Глава XVI

Смерть Катрин Удуар. Чувства не должны мешать научному эксперименту. Дорога разума. Величие и мизерность профессии медика. Счастье забвения. Крохотная анатомичка в подвале. Гимн во глубине подвала. Гнев Паскье. Горестные часы


Катрин умерла. Все кончено. Вот она и освободилась от всего: от страданий, от ужасных мук ожидания конца, от боли и радости, от солнца и сумерек, от неведения и знания, ото всех нас и от самой себя. Мягкий, чуть испуганный взгляд никогда уж больше не обратится ко мне в полутемной лаборатории. Красивый, низкий и вибрирующий голос никогда уж больше не поведает мне тех грустных историй о детстве, которые составляли все ее богатство. Все кончено, бедную Катрин навсегда покинула грусть.

Она умерла в пятницу вечером. Я знал уже в среду, что конец неизбежен. Сначала выплыл на сцену, говоря красноречивым языком медиков, артрит коленного сустава. Потом Лепинуа снова заговорил о сепсисе. Наконец, появились признаки нервного расстройства, и болезнь стала стремительно развиваться.

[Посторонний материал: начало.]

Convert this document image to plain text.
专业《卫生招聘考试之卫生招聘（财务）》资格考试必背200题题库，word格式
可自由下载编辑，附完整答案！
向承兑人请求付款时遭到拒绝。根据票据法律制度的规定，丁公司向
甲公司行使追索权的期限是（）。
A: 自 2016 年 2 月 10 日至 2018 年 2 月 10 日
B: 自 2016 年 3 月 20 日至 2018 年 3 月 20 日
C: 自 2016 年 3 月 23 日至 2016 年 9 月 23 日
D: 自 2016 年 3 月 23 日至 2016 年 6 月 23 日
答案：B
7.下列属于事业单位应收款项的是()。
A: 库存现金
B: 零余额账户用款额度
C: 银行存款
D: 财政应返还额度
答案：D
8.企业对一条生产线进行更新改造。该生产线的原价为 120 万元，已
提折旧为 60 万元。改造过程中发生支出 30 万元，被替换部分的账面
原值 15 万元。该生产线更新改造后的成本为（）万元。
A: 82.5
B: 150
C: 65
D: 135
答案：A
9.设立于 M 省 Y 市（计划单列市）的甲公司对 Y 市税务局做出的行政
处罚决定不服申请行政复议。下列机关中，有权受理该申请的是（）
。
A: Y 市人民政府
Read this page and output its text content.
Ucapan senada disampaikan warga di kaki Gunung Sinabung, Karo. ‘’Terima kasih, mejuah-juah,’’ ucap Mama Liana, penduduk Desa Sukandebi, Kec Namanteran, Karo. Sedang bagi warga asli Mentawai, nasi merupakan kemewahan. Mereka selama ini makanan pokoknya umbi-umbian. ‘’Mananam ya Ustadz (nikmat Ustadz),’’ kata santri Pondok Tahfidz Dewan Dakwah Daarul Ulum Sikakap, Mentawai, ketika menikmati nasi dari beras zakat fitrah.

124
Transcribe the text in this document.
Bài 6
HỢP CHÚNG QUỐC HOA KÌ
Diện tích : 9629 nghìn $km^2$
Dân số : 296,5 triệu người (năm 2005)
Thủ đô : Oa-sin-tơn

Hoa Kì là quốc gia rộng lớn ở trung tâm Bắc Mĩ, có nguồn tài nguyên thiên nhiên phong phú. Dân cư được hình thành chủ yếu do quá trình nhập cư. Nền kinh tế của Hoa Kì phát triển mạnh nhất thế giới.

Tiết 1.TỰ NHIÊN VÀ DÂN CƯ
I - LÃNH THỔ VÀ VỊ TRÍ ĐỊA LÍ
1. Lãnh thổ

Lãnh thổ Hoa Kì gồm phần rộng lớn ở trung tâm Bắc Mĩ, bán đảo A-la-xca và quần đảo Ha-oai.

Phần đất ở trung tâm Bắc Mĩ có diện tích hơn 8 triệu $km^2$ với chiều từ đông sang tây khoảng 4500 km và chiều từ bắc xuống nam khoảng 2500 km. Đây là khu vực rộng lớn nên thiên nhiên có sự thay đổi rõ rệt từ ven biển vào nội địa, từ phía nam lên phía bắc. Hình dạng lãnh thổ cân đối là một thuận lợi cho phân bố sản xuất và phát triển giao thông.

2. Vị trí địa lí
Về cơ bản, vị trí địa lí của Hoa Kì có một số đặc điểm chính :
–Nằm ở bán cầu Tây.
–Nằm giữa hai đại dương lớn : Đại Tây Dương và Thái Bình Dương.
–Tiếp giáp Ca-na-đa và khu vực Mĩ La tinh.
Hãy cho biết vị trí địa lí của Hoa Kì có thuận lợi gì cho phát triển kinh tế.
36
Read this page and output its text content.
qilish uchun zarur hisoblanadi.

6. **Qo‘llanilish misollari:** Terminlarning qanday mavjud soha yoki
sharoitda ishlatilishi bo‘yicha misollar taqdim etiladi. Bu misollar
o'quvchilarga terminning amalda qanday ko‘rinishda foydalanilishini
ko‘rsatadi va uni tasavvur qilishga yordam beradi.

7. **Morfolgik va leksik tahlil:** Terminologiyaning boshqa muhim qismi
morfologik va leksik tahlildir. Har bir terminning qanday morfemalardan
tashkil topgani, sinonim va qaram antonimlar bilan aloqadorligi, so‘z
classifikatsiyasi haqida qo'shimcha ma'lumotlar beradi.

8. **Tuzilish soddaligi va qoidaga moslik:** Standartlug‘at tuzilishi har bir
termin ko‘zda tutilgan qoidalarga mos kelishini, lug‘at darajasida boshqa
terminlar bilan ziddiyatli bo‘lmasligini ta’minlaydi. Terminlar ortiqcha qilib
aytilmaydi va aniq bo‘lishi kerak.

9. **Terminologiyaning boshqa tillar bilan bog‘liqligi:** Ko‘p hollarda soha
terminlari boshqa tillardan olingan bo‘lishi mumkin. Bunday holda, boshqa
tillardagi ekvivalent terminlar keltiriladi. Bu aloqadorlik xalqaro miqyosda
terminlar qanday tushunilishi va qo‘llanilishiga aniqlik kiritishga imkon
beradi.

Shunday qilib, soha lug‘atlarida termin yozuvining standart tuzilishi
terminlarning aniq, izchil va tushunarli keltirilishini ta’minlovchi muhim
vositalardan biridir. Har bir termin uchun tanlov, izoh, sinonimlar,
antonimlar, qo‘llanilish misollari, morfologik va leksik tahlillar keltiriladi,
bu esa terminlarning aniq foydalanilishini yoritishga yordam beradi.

Я предупредил Ронера. Он пришел: порывистый, насмешливый, уверенный в себе. Он только спросил: «Сердце?» Я замотал головой, дабы он понял, что с сердцем пока все в порядке. Он пожал плечами и вытолкнул меня в коридор. Пожевав ус, с хрустом подергав один за другим пальцы, он сказал с упрямым видом:

— Эндокардит неизбежен. Впрочем, там это будет видно.

Он прищурил глаз и с этими словами ушел. Я сразу все понял. Меня особенно покоробил тон Ронера: ни малейшего жеста сочувствия, ни малейшего слова сожаления, он даже не удостоил взглядом эту молчаливую женщину, которая, как ни говори, была верной служанкой в нашем храме и вот теперь стала жертвой нашей религии. Потом вдруг я подумал о профессоре Лелю, с которым я работал целый год в больнице Бусико. Это превосходный человек и знающий медик. Возможно, его интересуют не столько больные, сколько сами болезни. Он никогда не решается высказать у постели больного свой окончательный диагноз. Обычно он говорит: «Позднее будет видно, там...» Для нас, его учеников, это «там» означает анатомичку, где тело больного, освобожденное наконец от жизни, открывает под ножом патологоанатома все свои секреты. Все мысли мэтра работали в этом направлении. Увидев однажды, как один больной, заблудившись, толкается в дверь анатомического зала, профессор Лелю выпроводил беднягу прочь и по-отечески предупредительно воскликнул: «Нет, нет, друг мой! Вам еще рано».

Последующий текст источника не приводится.